The Texas Subprime Home-Loan Massacre: An immigrant couple in Los Angeles has their dream home foreclosed on during the subprime meltdown of 2007 and is forced to move in with their friends in Crawford, Texas. There they discover that the neighbors are horrible, gun-toting, NRA-voting, inbred cannibals. After her husband is brutally murdered, the panties-clad wife decides to show those Texas hicks what a real Angelino is capable of. Britney Spears guest stars as lingerie-wearing cannibal victim #2.

A Bad Dream on Elm Street: Freddy Krueger is an arc welder who discovers his sensitive side when he has an attraction for a male co-worker. They two become romantically involved, but society looks down on them, and when the city council refuses them a marriage license Freddy’s lover commits suicide by immolation. Horribly burned from a failed rescue attempt, Freddy begins living in the sewers and vows revenge on the town for is failure to pass Proposition 69. Can a group of half-dressed teenagers stop Freddy before his rage consumes the entire town?

Omega Ham: In this chilling portrait of the near future, heat waves and rising sea levels have led to the destruction of almost all civilization. People are kept in giant pens as feed animals and consumed by the horrible Industrialists, a shadowy race that now rules the planet. One man escapes and begins looking for the holy city of San Francisco, pursued by agents of the sinister Industrialists. Along the way he gets assistance from a group of scantily-clad vegans, but will it be enough to save him?

The Things in Outer Space: After an election in 2008 filled with allegations of fraud, the Republican Randall Gulagani is elected president. Only then does he begin to act strange, ordering NASA to build a giant transponder that the president can use to transmit secret messages into space. Only one brave Illinois senator, Arback Moaba, has the wits and intelligence to lead a group of topless congressional pages against the president and prevent a full-scale alien invasion.

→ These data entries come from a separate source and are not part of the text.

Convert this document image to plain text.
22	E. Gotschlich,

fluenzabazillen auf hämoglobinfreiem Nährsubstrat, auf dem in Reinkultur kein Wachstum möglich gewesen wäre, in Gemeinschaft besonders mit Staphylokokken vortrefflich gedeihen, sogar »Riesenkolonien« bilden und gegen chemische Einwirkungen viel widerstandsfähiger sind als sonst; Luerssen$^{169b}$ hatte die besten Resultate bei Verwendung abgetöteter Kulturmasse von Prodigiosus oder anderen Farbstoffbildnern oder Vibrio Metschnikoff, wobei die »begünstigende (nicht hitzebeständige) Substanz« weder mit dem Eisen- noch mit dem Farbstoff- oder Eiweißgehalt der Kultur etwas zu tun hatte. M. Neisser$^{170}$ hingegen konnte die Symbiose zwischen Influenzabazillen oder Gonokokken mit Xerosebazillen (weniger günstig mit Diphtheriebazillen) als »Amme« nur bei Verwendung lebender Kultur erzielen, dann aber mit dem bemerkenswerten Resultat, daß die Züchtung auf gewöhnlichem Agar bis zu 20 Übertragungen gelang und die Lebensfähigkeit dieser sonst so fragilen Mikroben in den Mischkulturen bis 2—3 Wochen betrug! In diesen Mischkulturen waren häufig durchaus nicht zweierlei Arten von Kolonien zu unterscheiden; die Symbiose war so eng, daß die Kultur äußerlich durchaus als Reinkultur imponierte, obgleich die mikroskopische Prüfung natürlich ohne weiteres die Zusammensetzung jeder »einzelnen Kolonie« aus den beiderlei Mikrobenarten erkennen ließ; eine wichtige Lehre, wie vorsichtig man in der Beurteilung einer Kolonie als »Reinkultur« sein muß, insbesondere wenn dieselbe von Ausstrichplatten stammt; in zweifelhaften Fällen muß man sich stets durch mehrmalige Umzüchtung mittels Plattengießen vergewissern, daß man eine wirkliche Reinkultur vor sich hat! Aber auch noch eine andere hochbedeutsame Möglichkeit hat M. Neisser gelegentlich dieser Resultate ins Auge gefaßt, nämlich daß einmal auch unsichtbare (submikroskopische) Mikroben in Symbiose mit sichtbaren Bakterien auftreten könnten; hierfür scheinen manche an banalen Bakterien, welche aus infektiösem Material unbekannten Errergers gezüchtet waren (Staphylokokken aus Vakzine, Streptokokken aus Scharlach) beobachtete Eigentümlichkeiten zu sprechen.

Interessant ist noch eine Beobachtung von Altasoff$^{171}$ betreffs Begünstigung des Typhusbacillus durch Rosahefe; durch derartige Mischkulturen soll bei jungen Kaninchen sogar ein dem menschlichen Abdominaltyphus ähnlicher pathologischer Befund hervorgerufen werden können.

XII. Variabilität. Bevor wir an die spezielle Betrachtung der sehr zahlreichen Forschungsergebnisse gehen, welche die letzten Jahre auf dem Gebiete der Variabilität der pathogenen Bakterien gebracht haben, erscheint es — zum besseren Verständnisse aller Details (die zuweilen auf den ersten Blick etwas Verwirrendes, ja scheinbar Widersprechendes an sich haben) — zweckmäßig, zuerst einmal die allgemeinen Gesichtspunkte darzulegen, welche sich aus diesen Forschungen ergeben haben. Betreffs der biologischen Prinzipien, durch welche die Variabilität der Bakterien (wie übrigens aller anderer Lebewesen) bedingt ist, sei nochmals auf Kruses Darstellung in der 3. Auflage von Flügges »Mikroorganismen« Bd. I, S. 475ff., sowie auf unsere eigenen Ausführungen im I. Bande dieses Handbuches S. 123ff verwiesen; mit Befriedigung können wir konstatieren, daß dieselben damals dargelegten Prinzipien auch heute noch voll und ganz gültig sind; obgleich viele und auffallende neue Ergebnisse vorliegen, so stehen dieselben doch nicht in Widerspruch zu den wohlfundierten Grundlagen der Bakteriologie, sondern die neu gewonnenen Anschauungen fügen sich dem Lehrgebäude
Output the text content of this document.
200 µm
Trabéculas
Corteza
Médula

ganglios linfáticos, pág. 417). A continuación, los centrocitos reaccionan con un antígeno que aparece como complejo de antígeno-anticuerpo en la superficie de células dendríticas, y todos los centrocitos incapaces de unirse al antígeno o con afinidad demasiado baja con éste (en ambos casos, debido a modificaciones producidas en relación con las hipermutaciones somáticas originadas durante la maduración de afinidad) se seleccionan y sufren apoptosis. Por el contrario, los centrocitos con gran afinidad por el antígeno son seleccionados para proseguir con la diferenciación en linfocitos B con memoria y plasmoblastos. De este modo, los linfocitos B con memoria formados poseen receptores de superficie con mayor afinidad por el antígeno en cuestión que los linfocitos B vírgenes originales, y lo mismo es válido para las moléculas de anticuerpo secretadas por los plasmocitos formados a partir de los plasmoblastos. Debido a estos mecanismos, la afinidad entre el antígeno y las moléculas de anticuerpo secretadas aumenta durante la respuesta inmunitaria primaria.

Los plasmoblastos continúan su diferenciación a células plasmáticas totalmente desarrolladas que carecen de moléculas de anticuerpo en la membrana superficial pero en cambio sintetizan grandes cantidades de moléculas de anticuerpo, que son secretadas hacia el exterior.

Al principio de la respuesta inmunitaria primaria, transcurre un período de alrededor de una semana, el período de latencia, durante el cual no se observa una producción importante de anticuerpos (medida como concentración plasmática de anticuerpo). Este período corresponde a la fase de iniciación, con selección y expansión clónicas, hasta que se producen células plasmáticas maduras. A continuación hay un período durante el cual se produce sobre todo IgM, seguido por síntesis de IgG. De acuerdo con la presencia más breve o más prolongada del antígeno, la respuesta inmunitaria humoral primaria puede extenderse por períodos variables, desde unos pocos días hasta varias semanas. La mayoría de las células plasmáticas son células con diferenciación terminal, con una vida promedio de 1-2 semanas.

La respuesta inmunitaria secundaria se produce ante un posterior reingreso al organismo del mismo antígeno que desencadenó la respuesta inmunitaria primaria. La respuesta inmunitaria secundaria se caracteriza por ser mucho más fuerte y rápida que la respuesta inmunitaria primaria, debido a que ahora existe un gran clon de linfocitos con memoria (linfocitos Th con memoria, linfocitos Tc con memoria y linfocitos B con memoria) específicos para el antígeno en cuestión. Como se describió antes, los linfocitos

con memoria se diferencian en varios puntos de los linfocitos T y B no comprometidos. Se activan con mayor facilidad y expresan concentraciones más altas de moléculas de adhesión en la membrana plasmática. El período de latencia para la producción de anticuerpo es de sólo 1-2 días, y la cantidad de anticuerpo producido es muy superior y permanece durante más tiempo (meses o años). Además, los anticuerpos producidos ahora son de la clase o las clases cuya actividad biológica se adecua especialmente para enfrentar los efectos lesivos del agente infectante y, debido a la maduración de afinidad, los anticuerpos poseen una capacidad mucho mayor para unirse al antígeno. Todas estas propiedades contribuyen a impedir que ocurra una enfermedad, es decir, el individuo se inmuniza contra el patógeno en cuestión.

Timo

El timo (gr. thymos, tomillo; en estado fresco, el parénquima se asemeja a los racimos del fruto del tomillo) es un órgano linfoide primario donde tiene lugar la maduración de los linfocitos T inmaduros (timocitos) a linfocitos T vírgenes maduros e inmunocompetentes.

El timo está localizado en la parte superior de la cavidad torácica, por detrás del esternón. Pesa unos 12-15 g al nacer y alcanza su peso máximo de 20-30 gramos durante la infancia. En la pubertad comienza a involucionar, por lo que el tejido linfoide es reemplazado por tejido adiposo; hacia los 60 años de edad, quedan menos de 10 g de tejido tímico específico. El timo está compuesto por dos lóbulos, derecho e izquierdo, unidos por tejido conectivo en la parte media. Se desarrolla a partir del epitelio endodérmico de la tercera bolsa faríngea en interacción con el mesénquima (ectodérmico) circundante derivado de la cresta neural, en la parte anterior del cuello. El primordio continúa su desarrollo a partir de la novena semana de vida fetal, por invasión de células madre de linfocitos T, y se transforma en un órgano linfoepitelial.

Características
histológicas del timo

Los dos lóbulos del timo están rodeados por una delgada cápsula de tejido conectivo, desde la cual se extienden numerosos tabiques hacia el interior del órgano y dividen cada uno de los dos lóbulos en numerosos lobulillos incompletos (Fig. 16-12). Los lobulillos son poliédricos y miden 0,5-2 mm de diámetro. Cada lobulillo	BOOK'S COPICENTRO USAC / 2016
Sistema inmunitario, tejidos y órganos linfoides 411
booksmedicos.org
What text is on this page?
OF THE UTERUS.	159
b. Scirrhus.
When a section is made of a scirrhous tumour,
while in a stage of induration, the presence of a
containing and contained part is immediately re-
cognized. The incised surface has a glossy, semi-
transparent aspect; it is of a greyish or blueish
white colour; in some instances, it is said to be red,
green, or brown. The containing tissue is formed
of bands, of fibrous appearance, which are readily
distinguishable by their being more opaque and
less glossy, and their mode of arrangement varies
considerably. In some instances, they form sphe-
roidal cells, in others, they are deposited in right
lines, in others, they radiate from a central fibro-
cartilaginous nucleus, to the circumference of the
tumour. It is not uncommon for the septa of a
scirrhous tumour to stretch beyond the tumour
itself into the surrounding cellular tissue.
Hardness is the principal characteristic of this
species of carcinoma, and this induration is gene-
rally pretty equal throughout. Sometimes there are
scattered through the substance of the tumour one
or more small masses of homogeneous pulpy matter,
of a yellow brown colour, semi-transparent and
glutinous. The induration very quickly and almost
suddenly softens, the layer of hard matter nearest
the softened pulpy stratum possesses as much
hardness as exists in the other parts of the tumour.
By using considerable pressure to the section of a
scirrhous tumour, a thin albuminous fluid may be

The Blob 2008: Everybody knows that at the end of the classic Steve McQueen The Blob they haul the gelatinous monster up to the North Pole, where it will remain frozen forever. During a circumnavigation of the Arctic Ocean made possible by global warming, an intrepid yachtsman picks up a strange rock that he finds attached to the body of a drowned polar bear. He brings it back and the rock thaws out in the shower room of a girl’s college dormitory, setting in motion a series of sexy terror that ultimately leads to hundreds of naked coeds being destroyed before the hero can stop the madness by driving a Prius and cooling the globe.